購買で売れ残っていたあじパンを買うと、教室に戻った。
席に着くと、パンの袋を開けた。
「うっ…」
思わず鼻を摘んで唸った。
「くりけい…チャレンジャーだな」
可哀相な人を見るような目で、隣りの席の脇原が言った。
「いにゃ、こねしかにゃかったんにゃよ」
袋の中からは魚の匂いがして、とてもじゃないが食べる気はしなかった。
「ぎょみばきょ、ちゃっきょーにゃにゃ」
オレはゴミ箱にあじぱんを放り込んで、席に戻ると机に俯せた。
「栗田君、これ食べる?」
前の席から麻希子の優しい幻聴が聞こえてくる。
『オレはこのまま、宇宙の彼方イカスンデルまで意識が飛ぶのか…』
空腹感に飛びかかった意識を、誰かの手がオレの髪に触れることで引き戻した。
「ほら、これあげる」
女神の囁きに顔を上げると、麻希子が微笑みながらメロンパンを机に置いた。
『ま、ままま牧野が…髪、髪、髪を…」
オレは心臓が飛び出す勢いでドキドキした。
「お、おう、さ、サンキュ」
「まきまき〜こ〜んな優柔不断な奴に優しくすることないよ〜」
オレの後ろからみゆきは腰に手を当てて言った。
「そーだ、そーだ、調子に…グハッ」
オレは脇原にデコピンをした。
「みゆ〜だって、ほら、お腹空いてるの可哀相でしょ」
「まきまき〜、頭撫で撫ではいらないんじゃな〜い。

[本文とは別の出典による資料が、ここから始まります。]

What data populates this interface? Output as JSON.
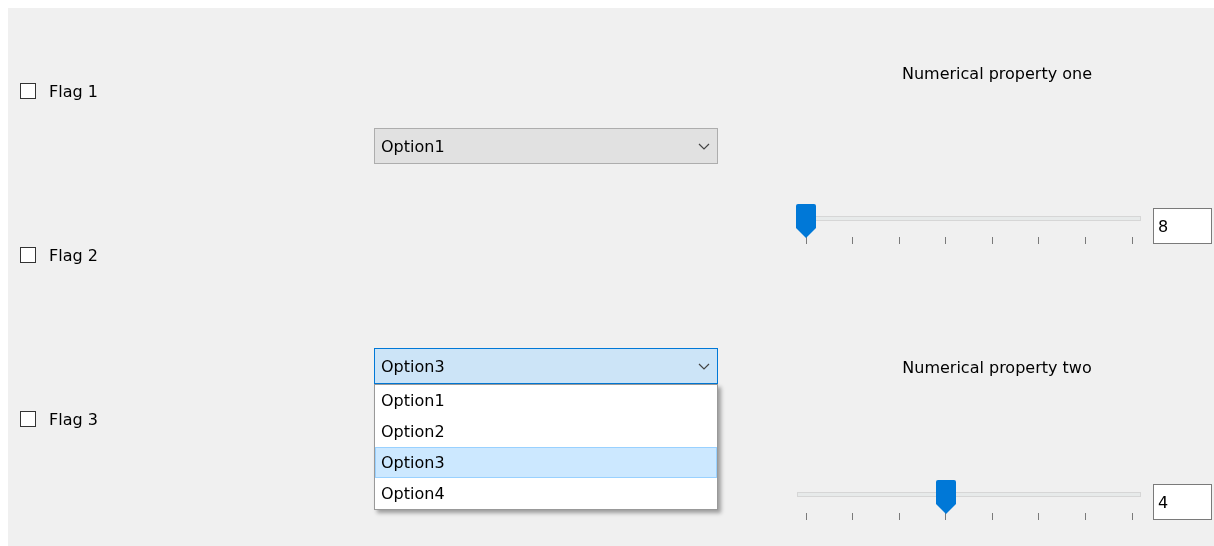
{
  "checkboxes": [
    {
      "label": "Flag 1",
      "checked": false
    },
    {
      "label": "Flag 2",
      "checked": false
    },
    {
      "label": "Flag 3",
      "checked": false
    }
  ],
  "dropdowns": [
    {
      "value": "Option1",
      "expanded": false
    },
    {
      "value": "Option3",
      "expanded": true,
      "options": [
        {
          "label": "Option1",
          "selected": false
        },
        {
          "label": "Option2",
          "selected": false
        },
        {
          "label": "Option3",
          "selected": true
        },
        {
          "label": "Option4",
          "selected": false
        }
      ]
    }
  ],
  "sliders": [
    {
      "label": "Numerical property one",
      "level": 0,
      "value": "8"
    },
    {
      "label": "Numerical property two",
      "level": 0.43,
      "value": "4"
    }
  ]
}
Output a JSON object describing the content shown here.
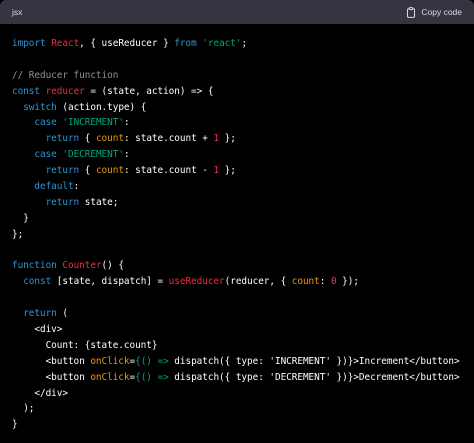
{
  "header": {
    "language": "jsx",
    "copy_label": "Copy code",
    "copy_icon": "clipboard-icon"
  },
  "colors": {
    "header_bg": "#343541",
    "code_bg": "#000000",
    "plain": "#ffffff",
    "keyword": "#2e95d3",
    "function": "#f22c3d",
    "string": "#00a67d",
    "number": "#df3079",
    "comment": "#8e8ea0",
    "attribute": "#e9950c"
  },
  "code": {
    "lines": [
      [
        [
          "kw",
          "import"
        ],
        [
          "plain",
          " "
        ],
        [
          "fn",
          "React"
        ],
        [
          "plain",
          ", { useReducer } "
        ],
        [
          "kw",
          "from"
        ],
        [
          "plain",
          " "
        ],
        [
          "str",
          "'react'"
        ],
        [
          "plain",
          ";"
        ]
      ],
      [],
      [
        [
          "cmt",
          "// Reducer function"
        ]
      ],
      [
        [
          "kw",
          "const"
        ],
        [
          "plain",
          " "
        ],
        [
          "fn",
          "reducer"
        ],
        [
          "plain",
          " = (state, action) => {"
        ]
      ],
      [
        [
          "plain",
          "  "
        ],
        [
          "kw",
          "switch"
        ],
        [
          "plain",
          " (action.type) {"
        ]
      ],
      [
        [
          "plain",
          "    "
        ],
        [
          "kw",
          "case"
        ],
        [
          "plain",
          " "
        ],
        [
          "str",
          "'INCREMENT'"
        ],
        [
          "plain",
          ":"
        ]
      ],
      [
        [
          "plain",
          "      "
        ],
        [
          "kw",
          "return"
        ],
        [
          "plain",
          " { "
        ],
        [
          "attr",
          "count"
        ],
        [
          "plain",
          ": state.count + "
        ],
        [
          "num",
          "1"
        ],
        [
          "plain",
          " };"
        ]
      ],
      [
        [
          "plain",
          "    "
        ],
        [
          "kw",
          "case"
        ],
        [
          "plain",
          " "
        ],
        [
          "str",
          "'DECREMENT'"
        ],
        [
          "plain",
          ":"
        ]
      ],
      [
        [
          "plain",
          "      "
        ],
        [
          "kw",
          "return"
        ],
        [
          "plain",
          " { "
        ],
        [
          "attr",
          "count"
        ],
        [
          "plain",
          ": state.count - "
        ],
        [
          "num",
          "1"
        ],
        [
          "plain",
          " };"
        ]
      ],
      [
        [
          "plain",
          "    "
        ],
        [
          "kw",
          "default"
        ],
        [
          "plain",
          ":"
        ]
      ],
      [
        [
          "plain",
          "      "
        ],
        [
          "kw",
          "return"
        ],
        [
          "plain",
          " state;"
        ]
      ],
      [
        [
          "plain",
          "  }"
        ]
      ],
      [
        [
          "plain",
          "};"
        ]
      ],
      [],
      [
        [
          "kw",
          "function"
        ],
        [
          "plain",
          " "
        ],
        [
          "fn",
          "Counter"
        ],
        [
          "plain",
          "() {"
        ]
      ],
      [
        [
          "plain",
          "  "
        ],
        [
          "kw",
          "const"
        ],
        [
          "plain",
          " [state, dispatch] = "
        ],
        [
          "fn",
          "useReducer"
        ],
        [
          "plain",
          "(reducer, { "
        ],
        [
          "attr",
          "count"
        ],
        [
          "plain",
          ": "
        ],
        [
          "num",
          "0"
        ],
        [
          "plain",
          " });"
        ]
      ],
      [],
      [
        [
          "plain",
          "  "
        ],
        [
          "kw",
          "return"
        ],
        [
          "plain",
          " ("
        ]
      ],
      [
        [
          "plain",
          "    <div>"
        ]
      ],
      [
        [
          "plain",
          "      Count: {state.count}"
        ]
      ],
      [
        [
          "plain",
          "      <button "
        ],
        [
          "attr",
          "onClick"
        ],
        [
          "plain",
          "="
        ],
        [
          "str",
          "{() =>"
        ],
        [
          "plain",
          " dispatch({ type: 'INCREMENT' })}>Increment</button>"
        ]
      ],
      [
        [
          "plain",
          "      <button "
        ],
        [
          "attr",
          "onClick"
        ],
        [
          "plain",
          "="
        ],
        [
          "str",
          "{() =>"
        ],
        [
          "plain",
          " dispatch({ type: 'DECREMENT' })}>Decrement</button>"
        ]
      ],
      [
        [
          "plain",
          "    </div>"
        ]
      ],
      [
        [
          "plain",
          "  );"
        ]
      ],
      [
        [
          "plain",
          "}"
        ]
      ]
    ]
  }
}
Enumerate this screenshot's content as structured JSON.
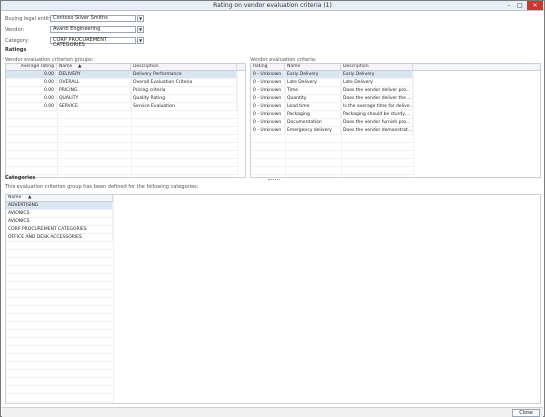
{
  "window": {
    "title": "Rating on vendor evaluation criteria (1)",
    "controls": [
      "-",
      "□",
      "✕"
    ]
  },
  "form": {
    "buying_entity": {
      "label": "Buying legal entity:",
      "value": "Contoso Silver Smiths"
    },
    "vendor": {
      "label": "Vendor:",
      "value": "Avanti Engineering"
    },
    "category": {
      "label": "Category:",
      "value": "CORP PROCUREMENT CATEGORIES"
    }
  },
  "ratings": {
    "section_title": "Ratings",
    "groups": {
      "label": "Vendor evaluation criterion groups:",
      "columns": [
        "Average rating",
        "Name",
        "Description"
      ],
      "rows": [
        {
          "avg": "0.00",
          "name": "DELIVERY",
          "desc": "Delivery Performance"
        },
        {
          "avg": "0.00",
          "name": "OVERALL",
          "desc": "Overall Evaluation Criteria"
        },
        {
          "avg": "0.00",
          "name": "PRICING",
          "desc": "Pricing criteria"
        },
        {
          "avg": "0.00",
          "name": "QUALITY",
          "desc": "Quality Rating"
        },
        {
          "avg": "0.00",
          "name": "SERVICE",
          "desc": "Service Evaluation"
        }
      ]
    },
    "criteria": {
      "label": "Vendor evaluation criteria:",
      "columns": [
        "Rating",
        "Name",
        "Description"
      ],
      "rows": [
        {
          "rating": "0 - Unknown",
          "name": "Early Delivery",
          "desc": "Early Delivery"
        },
        {
          "rating": "0 - Unknown",
          "name": "Late Delivery",
          "desc": "Late Delivery"
        },
        {
          "rating": "0 - Unknown",
          "name": "Time",
          "desc": "Does the vendor deliver pro..."
        },
        {
          "rating": "0 - Unknown",
          "name": "Quantity",
          "desc": "Does the vendor deliver the ..."
        },
        {
          "rating": "0 - Unknown",
          "name": "Lead time",
          "desc": "Is the average time for delive..."
        },
        {
          "rating": "0 - Unknown",
          "name": "Packaging",
          "desc": "Packaging should be sturdy,..."
        },
        {
          "rating": "0 - Unknown",
          "name": "Documentation",
          "desc": "Does the vendor furnish pro..."
        },
        {
          "rating": "0 - Unknown",
          "name": "Emergency delivery",
          "desc": "Does the vendor demonstrat..."
        }
      ]
    }
  },
  "categories": {
    "section_title": "Categories",
    "note": "This evaluation criterion group has been defined for the following categories:",
    "column": "Name",
    "rows": [
      "ADVERTISING",
      "AVIONICS",
      "AVIONICS",
      "CORP PROCUREMENT CATEGORIES",
      "OFFICE AND DESK ACCESSORIES"
    ]
  },
  "footer": {
    "close_label": "Close"
  }
}
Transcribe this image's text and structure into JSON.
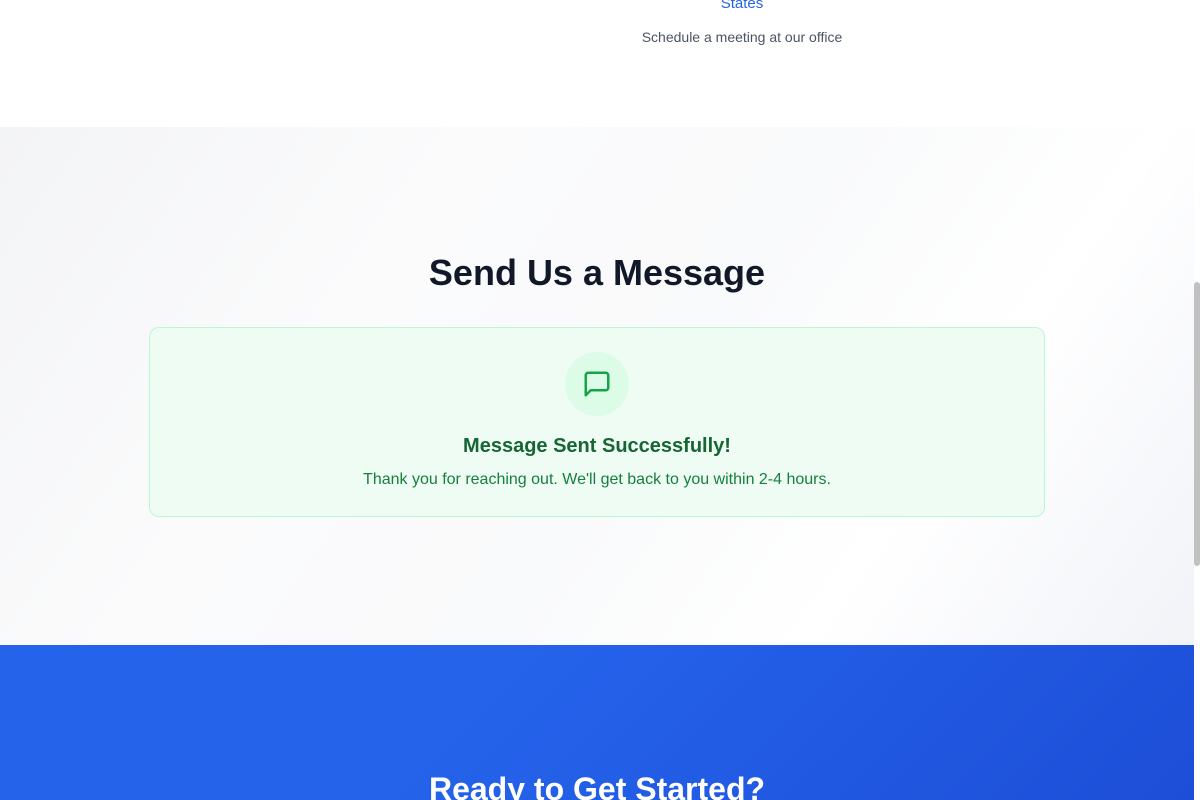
{
  "office": {
    "link_text": "States",
    "description": "Schedule a meeting at our office"
  },
  "message_section": {
    "title": "Send Us a Message",
    "success": {
      "icon": "message-square-icon",
      "title": "Message Sent Successfully!",
      "text": "Thank you for reaching out. We'll get back to you within 2-4 hours."
    }
  },
  "cta": {
    "title": "Ready to Get Started?"
  },
  "colors": {
    "accent": "#2563eb",
    "success_bg": "#effcf3",
    "success_border": "#bbf7d0",
    "success_title": "#166534",
    "success_text": "#15803d",
    "heading": "#111827"
  }
}
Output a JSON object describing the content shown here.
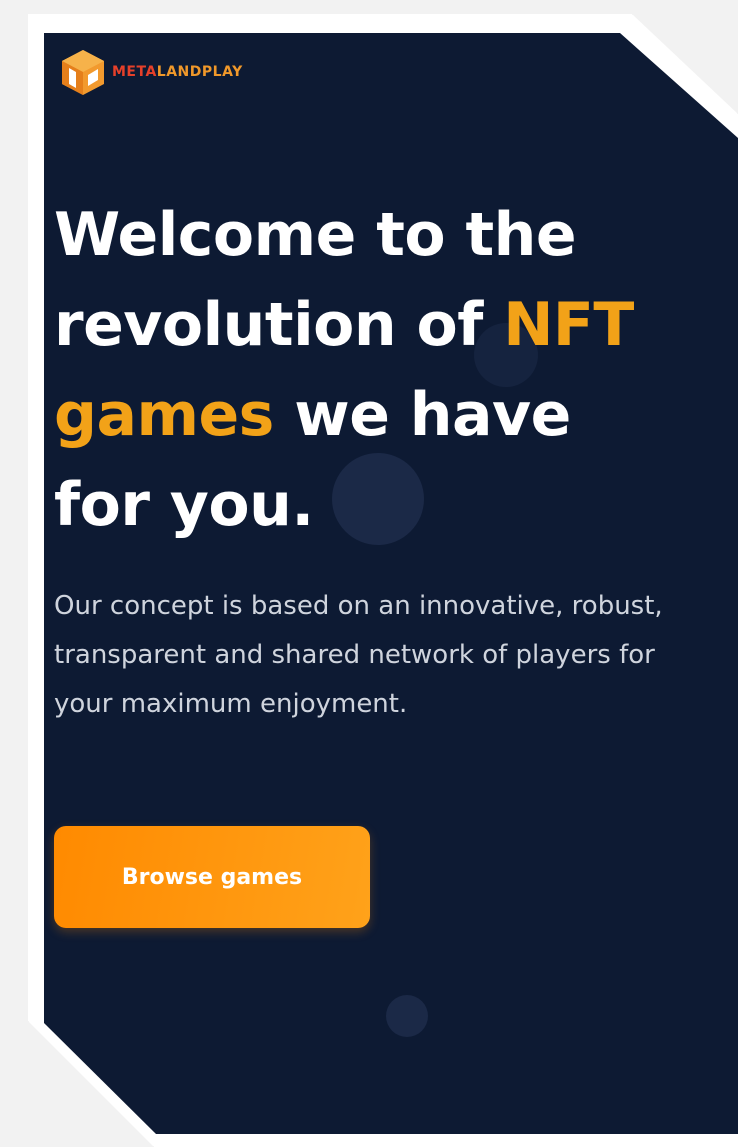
{
  "logo": {
    "icon": "meta-land-cube-icon",
    "text_meta": "META",
    "text_land": "LAND",
    "text_play": "PLAY"
  },
  "hero": {
    "headline_part1": "Welcome to the revolution of ",
    "headline_highlight": "NFT games",
    "headline_part2": " we have for you.",
    "description": "Our concept is based on an innovative, robust, transparent and shared network of players for your maximum enjoyment.",
    "cta_label": "Browse games"
  },
  "colors": {
    "background": "#0d1a33",
    "accent": "#f2a218",
    "button": "#ff8a00",
    "text": "#ffffff"
  }
}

もしかして…もがが…」
みゆきが何か言いかけた途端に、麻希子はみゆきの口を塞いだ。
「ふっ、ふふふ、それ以上言うと落とすわよ」
麻希子はみゆきの目を見て言った。
みゆきは慌てたように、首をブンブンと縦に振った。
「あは、あはははは、栗田君、ゆっくりと食べてね」
麻希子はにっこりわらいながら、みゆきを引きずって教室から出て行った。
「みゆき…死ぬなよ(汗)」
オレは有り難くメロンパンを食べながら呟いた。

「ちょっと待って」
授業も全て終わり、帰ろうと席を立った途端、みゆきが慌てて駆け寄って来た。
「待たない」
「こら〜待ちなさいって」
みゆきはオレの腕を掴んで叫んだ。
「なんなんだよ」
「あのね〜買い物付き合って」
みゆきは甘えた声で言った。
「やだ」
「まきまきも一緒だよ」
みゆきはオレの耳元で小さく囁いた。
オレは麻希子に視線を向けた。
「うっ…」
「ほらほら」
みゆきは肘で、オレの脇腹をつついた。
「し、仕方ねぇな」
「えへ、まきまき〜、くりけいがまきまきと買い物行きたいって〜」
みゆきはオレの腕を離すと、麻希子の腕を掴んだ。
「えっ、うん、いいけど」
麻希子はみゆきの頭を撫でながら言った。
『って、言うか、誘ってなかったのかよ(汗)』
「そ、そんじゃ、行くか」

昇降口まで来ると、靴を履き替え、校門へ向かった。
「まきまき〜商店街にいいお店が出来たんだよ〜」
みゆきは麻希子と腕を組んで歩きながら言った。
「あっ、聞いたよ。〈レミーユ〉ってお店でしょ?」
「そうだよ〜。可愛いのとかあるらしいよ〜」
「…」
オレは立ち止まって固まった。
「でね〜って、何でくりけいは立ち止まってんのよ?」
『そりゃ〜お前、レミーユって言えば、婦人服…特定婦人服屋(汗)だろ』
「やっぱり帰る」
オレは回れ右した。
[ダダダダダ」
足音が聞こえた瞬間、オレは捕まった宇宙人のように、両脇を固められた。
「うっ…」
『ぐは〜両腕に膨らみが当たってますから〜感激』
「ほらほら行くわよ」
みゆきはニヤニヤしながら言った。